Say that you have such an Alert, which is a search for a specific log
event with a time window of 1 hour and a throttle period of 1 hour. At
some point, machine1
runs out of disk space, which
results in an event in the log, and the Alert triggers on this event.
The Alert search will continue to run and find this event every time,
but it will not trigger the Alert, since it is throttled. After some
time, machine2
also runs out of disk space. The Alert
search will now find both events, but will only trigger for
machine2
, since machine1
is
throttled. After an hour, if machine1
is still out of
disk space (and thus there are newer log events for this), the Alert
will trigger again for machine1
.
The field you throttle on should be in the result of the query, not just in the events that are input to the query. If a result from the query does not contain the field, it will be treated as if it had an empty value for the field.
When an Alert triggers, Humio stores the value of the throttle field in memory. To limit memory usage, there is a fixed limit on the number of values, which Humio stores per Alert. Thus, if you select a throttle field that can assume more values than the limit, your Alert might trigger more frequently than indicated by the given throttle period.
Multiple Fields
It is only possible to throttle on a single field. If you need to throttle on multiple fields, you can simply add a new field that concatenates these fields in the Alert query.
For example, if your events have a service
and a
host
field, and you want to throttle on the
combination of these, you can add a new field in the Alert query by
adding the following line to it:
| serviceathost := concat([service, host]])
and then throttle on serviceathost
.
Relation between Throttle Period and Time Window
If your search finds specific events, that you want to trigger the Alert on, for example specific errors, you want to set the throttle period to match the time window of the search. If you set the throttle period higher than the time window, you might miss events, and if you set it lower, you might get duplicate Alerts.
If your search involves an aggregate, you might want to set the time window larger in some cases. For example, if you want to be notified every hour, whether there are more than 5 errors within a 4 hour search window. You probably do not want to set the time window smaller than the throttle period, as this means that there will be events that are never evaluated by the Alert. For actions like email and Slack, you want a higher throttle period since these triggers do not deduplicate.
Errors & Warnings
If there is an error when running an Alert, the error will be logged and also set on the Alert, so that it can be seen on the Alerts overview page. If an Alert has multiple Actions attached, and some of the Actions fail to run, this will be logged, but no error will be set on the Alert. The Alert will be considered to have fired, and will be throttled as normal.
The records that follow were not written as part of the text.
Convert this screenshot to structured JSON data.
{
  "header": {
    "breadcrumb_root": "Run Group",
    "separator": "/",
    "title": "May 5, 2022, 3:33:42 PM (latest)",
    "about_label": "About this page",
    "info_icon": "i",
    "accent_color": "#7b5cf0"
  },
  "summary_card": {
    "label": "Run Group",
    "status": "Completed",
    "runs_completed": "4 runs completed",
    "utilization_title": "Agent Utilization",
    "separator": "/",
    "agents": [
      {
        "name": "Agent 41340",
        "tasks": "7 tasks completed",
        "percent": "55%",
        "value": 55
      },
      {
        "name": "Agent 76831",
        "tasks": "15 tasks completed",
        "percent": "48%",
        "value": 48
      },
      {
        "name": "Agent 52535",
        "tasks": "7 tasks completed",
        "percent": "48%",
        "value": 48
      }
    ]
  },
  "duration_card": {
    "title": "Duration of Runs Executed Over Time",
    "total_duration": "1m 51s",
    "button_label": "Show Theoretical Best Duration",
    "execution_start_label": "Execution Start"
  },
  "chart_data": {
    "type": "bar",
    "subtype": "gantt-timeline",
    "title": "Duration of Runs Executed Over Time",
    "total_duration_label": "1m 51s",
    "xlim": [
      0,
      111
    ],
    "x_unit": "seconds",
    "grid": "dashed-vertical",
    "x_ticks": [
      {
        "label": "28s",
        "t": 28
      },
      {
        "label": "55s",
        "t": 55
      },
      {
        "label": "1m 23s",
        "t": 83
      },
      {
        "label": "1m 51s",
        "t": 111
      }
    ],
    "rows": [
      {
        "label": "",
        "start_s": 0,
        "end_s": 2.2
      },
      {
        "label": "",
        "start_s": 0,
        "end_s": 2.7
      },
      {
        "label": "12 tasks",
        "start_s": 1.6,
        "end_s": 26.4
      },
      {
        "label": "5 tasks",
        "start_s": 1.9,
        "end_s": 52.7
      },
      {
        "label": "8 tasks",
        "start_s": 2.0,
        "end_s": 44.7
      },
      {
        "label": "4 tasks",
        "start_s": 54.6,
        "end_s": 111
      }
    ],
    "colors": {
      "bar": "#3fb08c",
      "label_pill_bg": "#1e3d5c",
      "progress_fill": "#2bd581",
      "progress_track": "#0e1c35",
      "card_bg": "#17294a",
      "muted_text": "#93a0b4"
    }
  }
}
It will only be considered an error if all Actions fail.
If there are warnings from running the Alert query, they are logged
and also set as errors on the Alert. Many warnings are transient and
will go away after some time, but some require user interaction, for
instance a warning on too many groups in a
groupBy()
function invocation in the Alert query.
Some warnings will result in the Alert query only returning partial
results, which may trigger the Alert when it should not have been
triggered, or make the Alert only return some of the events it would
otherwise have returned. There is usually a lot of warnings on Alert
queries right after Humio starts up, for instance indicating that
Humio is trying to catch up on ingested data. Because of this, the
default behavior is to not fire an Alert if there are warnings from
the Alert query and instead wait for the warning to go away.